5- Bu Allah'ın size indirdiği buyruğudur. Kim Allah'tan korkarsa Allah onun kötülüklerini örter ve onun mükafatını büyütür.

Boşanma sonrası bekleme döneminin süresine ilişkin bu sınırlandırma hayız görmeyen, bir de hamile olmayan kadınlar içindir. Hayız görmeme durumu hem hayızdan kesilmiş kocamış kadınlar hem de yaşının küçüklüğünden veya bir hastalıktan dolayı henüz hayız görmeyen kadınları kapsıyor. Buna göre daha önce Bakara suresinde açıklanan süre hayız gören kadınlar içindir (Bu da üç hayız görme dönemidir veya üç defa hayızdan temizlenmedir. Bu farklılık fıkhi görüş ayrılıklarından kaynaklanır.) Fakat adetten kesilmiş olanlar ve hiç adet görmeyenlerle ilgili hüküm biraz karışıktı. Bu süre neye göre ve nasıl hesaplanacaktı? işte bu ayet indi ve meselenin üzerindeki kuşku havasını ve karışıklığı giderdi.
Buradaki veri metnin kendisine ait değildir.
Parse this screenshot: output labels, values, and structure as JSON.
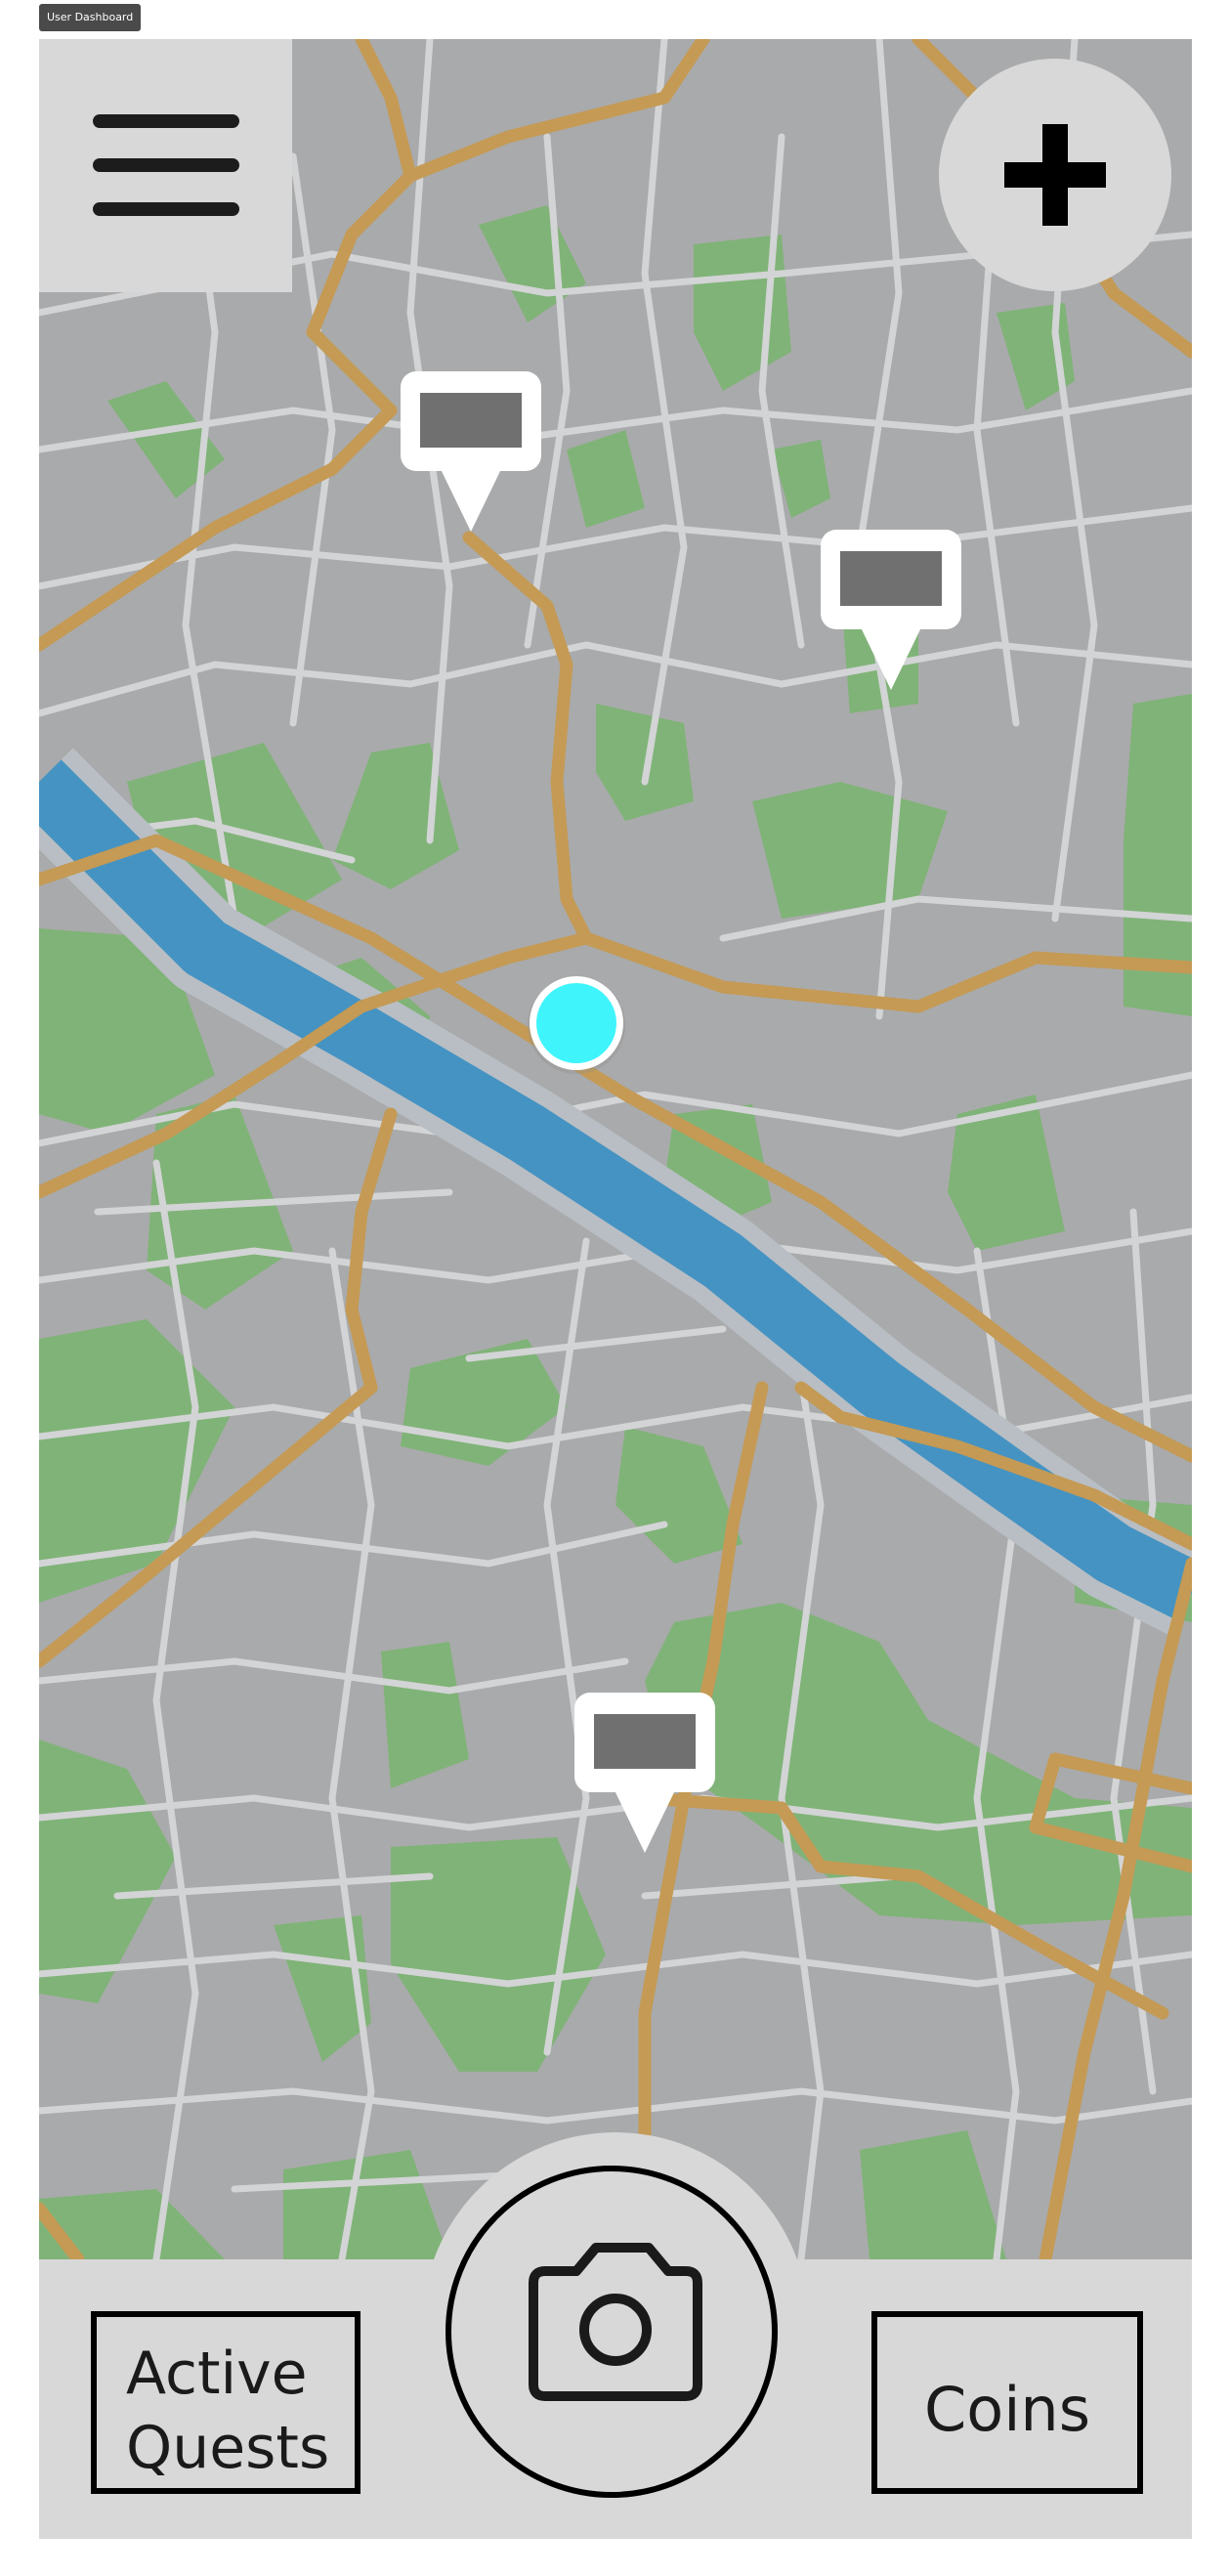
{
  "window": {
    "title": "User Dashboard"
  },
  "header": {
    "menu_icon": "hamburger-menu-icon",
    "add_icon": "plus-icon"
  },
  "map": {
    "icon_names": [
      "quest-pin-icon",
      "user-location-icon"
    ],
    "quest_pin_count": 3
  },
  "bottom_bar": {
    "active_quests_label": "Active\nQuests",
    "camera_icon": "camera-icon",
    "coins_label": "Coins"
  },
  "colors": {
    "map_background": "#a9aaab",
    "street": "#d3d4d6",
    "park": "#80b378",
    "river": "#4593c2",
    "river_bank": "#b8bec4",
    "main_road": "#c49a55",
    "user_location": "#40f4fb",
    "pin_body": "#ffffff",
    "pin_screen": "#707070",
    "panel": "#d8d8d8",
    "outline": "#000000"
  }
}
Ve her ikisinin de bekleme süresini üç ay olarak belirledi. Çünkü her ikisi de ötekilerin bekleme sürelerinde esas alınan hayızı görmüyorlardı. Fakat hamile kadınların bekleme süreleri doğumla sınırlandırıldı. Boşanmadan sonra bu surenin uzun veya kısa olması fark etmez. Doğumdan sonra kırk gün loğusalıktan temizlenme dönemi olsa da doğum boşanmış kadının bekleme süresinin sonu olarak kabul edilir. Çünkü doğumla birlikte ana rahminin boş olduğu kesinlik kazanmıştır, Dolayısıyla beklemeye gerek yoktur. Doğumla birlikte boşanan kadın boşayan kocasından kesin olarak ayrılır. Bundan sonra beklemenin bir gerekçesi yoktur. Çünkü kadın yeni bir evlilik sözleşmesi (nikah) olmaksızın artık kesinlikle kocasına dönemez. Kuşkusuz yüce Allah her şey için bir ölçü belirlemiştir. Şu halde onun koyduğu her hükmün bir gerekçesi, bir hikmeti vardır.

İşte mesele ile ilgili hüküm budur. Şimdi de uyarı amaçlı mesajlar ve değerlendirmeler yer alıyor:

"Kim Allah'tan korkarsa, Allah ona işinde bir kolaylık verir."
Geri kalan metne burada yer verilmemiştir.